The first approximation, Bait (Exp), reduces the time complexity of computing the FIM by focusing on the expectation over the most probable classes instead of the full categorical distribution. This effectively decreases the cubic dependency on the number of classes to a quadratic one.
The second approximation, Bait (Binary), aims to decouple the time and space complexity from the number of classes by reformulating the multi-class classification task into a binary one. This significantly reduces the dimensionality of the gradients and the FIM, leading to a time complexity that is independent of the number of classes.
The authors provide a comprehensive evaluation of their approximations across a variety of image datasets, ranging from small to large-scale, and compare them to other state-of-the-art deep active learning strategies. The results demonstrate that the proposed approximations achieve strong performance while considerably reducing the computational requirements, enabling the efficient use of Bait on large-scale datasets like ImageNet.

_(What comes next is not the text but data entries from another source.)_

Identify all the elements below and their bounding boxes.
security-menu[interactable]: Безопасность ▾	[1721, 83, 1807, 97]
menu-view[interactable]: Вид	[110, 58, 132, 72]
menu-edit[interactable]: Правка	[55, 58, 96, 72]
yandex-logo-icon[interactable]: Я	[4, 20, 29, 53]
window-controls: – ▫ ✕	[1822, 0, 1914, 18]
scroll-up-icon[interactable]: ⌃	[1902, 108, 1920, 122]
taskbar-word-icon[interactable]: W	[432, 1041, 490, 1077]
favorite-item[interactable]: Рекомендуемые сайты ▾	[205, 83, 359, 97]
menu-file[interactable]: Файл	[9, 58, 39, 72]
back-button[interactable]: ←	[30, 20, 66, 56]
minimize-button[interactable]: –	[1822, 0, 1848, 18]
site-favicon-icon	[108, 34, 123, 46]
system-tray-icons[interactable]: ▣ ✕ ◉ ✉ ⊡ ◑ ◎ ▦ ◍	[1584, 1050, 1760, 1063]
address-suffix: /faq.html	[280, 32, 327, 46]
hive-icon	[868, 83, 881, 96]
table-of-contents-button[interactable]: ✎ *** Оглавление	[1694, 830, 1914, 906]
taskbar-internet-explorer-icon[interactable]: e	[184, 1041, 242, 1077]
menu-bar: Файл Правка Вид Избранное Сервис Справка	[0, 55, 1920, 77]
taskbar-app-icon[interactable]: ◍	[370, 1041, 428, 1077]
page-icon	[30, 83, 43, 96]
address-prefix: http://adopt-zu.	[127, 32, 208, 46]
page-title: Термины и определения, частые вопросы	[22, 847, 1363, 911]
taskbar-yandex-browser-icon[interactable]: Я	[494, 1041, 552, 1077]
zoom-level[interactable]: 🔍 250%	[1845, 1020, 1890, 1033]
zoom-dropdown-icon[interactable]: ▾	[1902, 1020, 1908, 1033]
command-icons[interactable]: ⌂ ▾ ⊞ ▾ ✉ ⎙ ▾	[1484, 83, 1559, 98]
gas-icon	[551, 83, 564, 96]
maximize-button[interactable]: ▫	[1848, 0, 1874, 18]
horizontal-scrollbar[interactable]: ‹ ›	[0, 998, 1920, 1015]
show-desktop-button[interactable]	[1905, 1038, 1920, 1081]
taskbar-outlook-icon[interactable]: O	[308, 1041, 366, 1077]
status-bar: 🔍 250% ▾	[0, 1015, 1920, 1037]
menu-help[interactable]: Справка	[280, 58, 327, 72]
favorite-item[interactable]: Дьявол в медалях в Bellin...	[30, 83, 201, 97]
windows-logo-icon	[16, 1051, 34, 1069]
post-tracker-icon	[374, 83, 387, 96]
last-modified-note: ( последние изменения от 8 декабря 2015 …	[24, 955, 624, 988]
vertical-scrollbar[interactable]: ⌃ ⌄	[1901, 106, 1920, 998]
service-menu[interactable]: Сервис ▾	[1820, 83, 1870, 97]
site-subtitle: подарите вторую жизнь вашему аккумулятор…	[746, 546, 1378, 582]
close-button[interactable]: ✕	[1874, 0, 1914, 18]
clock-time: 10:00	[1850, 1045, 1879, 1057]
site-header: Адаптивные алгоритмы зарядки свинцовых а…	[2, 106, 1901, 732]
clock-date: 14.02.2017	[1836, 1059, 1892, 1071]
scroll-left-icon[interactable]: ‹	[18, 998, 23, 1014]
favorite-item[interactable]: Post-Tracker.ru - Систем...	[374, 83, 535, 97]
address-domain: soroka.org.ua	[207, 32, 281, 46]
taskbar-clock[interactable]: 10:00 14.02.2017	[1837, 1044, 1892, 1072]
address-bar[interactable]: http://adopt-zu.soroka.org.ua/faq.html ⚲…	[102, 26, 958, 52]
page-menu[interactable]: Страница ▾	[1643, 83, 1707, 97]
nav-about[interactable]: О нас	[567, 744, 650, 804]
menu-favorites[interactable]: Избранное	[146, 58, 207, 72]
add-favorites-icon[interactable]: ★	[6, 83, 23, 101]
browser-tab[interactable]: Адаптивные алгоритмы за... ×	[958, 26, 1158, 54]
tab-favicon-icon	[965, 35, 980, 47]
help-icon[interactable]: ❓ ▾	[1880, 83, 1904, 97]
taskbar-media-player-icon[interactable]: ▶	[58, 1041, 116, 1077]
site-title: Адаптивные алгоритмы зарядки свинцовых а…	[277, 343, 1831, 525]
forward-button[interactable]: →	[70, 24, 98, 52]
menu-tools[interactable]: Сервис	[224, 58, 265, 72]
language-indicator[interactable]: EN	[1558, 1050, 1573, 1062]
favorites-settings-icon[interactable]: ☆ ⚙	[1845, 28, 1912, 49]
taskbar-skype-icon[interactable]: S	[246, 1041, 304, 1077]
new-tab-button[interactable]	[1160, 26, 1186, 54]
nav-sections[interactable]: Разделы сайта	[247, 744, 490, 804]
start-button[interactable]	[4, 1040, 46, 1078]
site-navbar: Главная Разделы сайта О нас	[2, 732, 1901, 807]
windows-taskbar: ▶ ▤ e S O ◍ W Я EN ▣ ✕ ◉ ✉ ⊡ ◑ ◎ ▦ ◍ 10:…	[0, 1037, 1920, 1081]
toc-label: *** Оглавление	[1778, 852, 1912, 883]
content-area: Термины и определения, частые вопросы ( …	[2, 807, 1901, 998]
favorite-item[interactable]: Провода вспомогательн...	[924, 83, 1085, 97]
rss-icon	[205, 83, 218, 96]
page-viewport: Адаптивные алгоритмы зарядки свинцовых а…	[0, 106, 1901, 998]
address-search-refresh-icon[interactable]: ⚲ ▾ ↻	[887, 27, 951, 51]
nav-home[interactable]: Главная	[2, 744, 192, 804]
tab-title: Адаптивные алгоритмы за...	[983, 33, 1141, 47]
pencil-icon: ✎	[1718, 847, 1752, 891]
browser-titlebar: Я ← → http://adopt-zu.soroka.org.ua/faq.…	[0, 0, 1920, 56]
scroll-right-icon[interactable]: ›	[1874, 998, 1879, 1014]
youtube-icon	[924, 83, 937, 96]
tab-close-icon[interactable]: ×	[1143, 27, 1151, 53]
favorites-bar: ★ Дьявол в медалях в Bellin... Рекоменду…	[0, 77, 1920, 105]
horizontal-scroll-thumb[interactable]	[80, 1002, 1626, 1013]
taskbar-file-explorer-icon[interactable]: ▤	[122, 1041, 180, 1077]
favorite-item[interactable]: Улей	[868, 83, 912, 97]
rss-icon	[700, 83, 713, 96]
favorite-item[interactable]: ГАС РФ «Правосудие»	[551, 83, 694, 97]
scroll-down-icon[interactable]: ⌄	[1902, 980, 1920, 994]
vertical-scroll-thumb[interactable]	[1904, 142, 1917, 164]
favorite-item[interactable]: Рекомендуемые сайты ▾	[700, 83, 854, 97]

Furthermore, the authors provide an open-source toolbox that implements recent state-of-the-art deep active learning strategies, including their versions of Bait, to facilitate the adoption of these methods in future research.
Stats
The authors report the following key metrics:
Accuracy improvement over random instance selection (AUC) for various datasets
Acquisition time per cycle (in seconds) on both CPU and GPU
Quotes
"Bait's high computational and memory requirements hinder its applicability on large-scale classification tasks, resulting in current research neglecting Bait in their evaluation."
"Our unified and comprehensive evaluation across a variety of datasets demonstrates that our approximations achieve strong performance with considerably reduced time complexity."